It's the 1980s, and this company has just acquired a voice-recording system to document sales calls, reports a pilot fish in the know.
"The guy who commissioned the purchase had left the company, and the technician who was supposed to run it was on vacation," fish says.
"Then a crisis erupted because a deal agreed to on the previous day was rejected by the client when the paperwork reached their end. This was a big deal with the largest client, and the reputation of the company was at stake."
A junior programmer is handed the manual for the system and told he has 20 minutes to figure it out.
And less than half an hour later, the programmer, the CEO, the CFO, the head of sales and the salesman are all packed into a tiny room housing the tape drives.
The programmer is pretty sure he has figured out what channel the salesman was on and what approximate time the call was, and he starts playing the tape.

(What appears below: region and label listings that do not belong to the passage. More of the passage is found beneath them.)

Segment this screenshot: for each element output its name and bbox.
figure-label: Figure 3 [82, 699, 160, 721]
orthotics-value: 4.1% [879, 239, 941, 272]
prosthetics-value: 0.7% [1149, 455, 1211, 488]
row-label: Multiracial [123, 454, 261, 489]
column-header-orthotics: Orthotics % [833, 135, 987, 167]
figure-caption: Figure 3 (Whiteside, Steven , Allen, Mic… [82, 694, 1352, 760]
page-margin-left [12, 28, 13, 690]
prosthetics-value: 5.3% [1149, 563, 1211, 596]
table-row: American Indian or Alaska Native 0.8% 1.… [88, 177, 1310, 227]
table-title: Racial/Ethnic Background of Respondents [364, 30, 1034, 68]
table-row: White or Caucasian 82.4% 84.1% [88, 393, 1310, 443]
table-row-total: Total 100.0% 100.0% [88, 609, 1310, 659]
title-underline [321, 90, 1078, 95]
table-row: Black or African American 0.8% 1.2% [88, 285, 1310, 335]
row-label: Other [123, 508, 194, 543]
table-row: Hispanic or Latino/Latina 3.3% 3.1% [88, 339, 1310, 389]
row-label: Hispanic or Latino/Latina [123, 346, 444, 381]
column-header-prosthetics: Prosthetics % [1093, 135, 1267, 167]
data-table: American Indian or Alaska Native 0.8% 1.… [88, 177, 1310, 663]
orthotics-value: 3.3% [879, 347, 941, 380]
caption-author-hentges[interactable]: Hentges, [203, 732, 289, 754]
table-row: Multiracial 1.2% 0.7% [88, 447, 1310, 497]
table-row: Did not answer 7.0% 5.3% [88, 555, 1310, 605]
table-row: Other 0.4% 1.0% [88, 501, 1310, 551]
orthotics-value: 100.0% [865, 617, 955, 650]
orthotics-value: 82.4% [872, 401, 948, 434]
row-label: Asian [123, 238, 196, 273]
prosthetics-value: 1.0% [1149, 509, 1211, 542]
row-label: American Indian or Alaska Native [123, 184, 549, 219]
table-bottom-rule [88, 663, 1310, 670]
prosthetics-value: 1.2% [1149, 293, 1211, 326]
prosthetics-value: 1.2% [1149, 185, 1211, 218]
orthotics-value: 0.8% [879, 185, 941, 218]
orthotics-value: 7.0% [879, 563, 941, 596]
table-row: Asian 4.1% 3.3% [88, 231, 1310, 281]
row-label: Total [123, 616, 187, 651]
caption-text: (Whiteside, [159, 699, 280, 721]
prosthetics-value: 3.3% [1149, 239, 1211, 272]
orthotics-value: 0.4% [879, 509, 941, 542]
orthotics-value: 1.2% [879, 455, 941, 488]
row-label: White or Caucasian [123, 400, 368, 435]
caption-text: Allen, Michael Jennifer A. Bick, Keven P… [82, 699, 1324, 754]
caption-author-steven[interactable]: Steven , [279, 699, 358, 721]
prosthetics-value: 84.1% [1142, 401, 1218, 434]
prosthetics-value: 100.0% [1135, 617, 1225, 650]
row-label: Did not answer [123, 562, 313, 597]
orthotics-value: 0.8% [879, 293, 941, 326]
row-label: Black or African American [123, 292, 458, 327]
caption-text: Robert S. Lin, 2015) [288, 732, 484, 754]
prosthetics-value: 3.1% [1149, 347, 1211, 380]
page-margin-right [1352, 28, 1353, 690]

But all anyone hears is: "Hello...uh-huh...you're right...definitely not...I don't know..."
A quick flip through the manual later, the programmer changes a few settings and rewinds the tape. This time the sound is a lot clearer: "Hello, Joseph! I can't believe you let your mother visit you and your apartment in that state! It's a disgrace! I didn't raise my son to be like that, did I? Definitely not, I decided to be helpful and do your laundry and do you know what I found in your dirty underwear?"
They never do find out, as the programmer manages to turn off the tape to try different settings.
"The good news was that the client agreed to the deal when the correct part of the tape was played back," says fish, "although the salesman voluntarily moved on to another job before collecting the commission."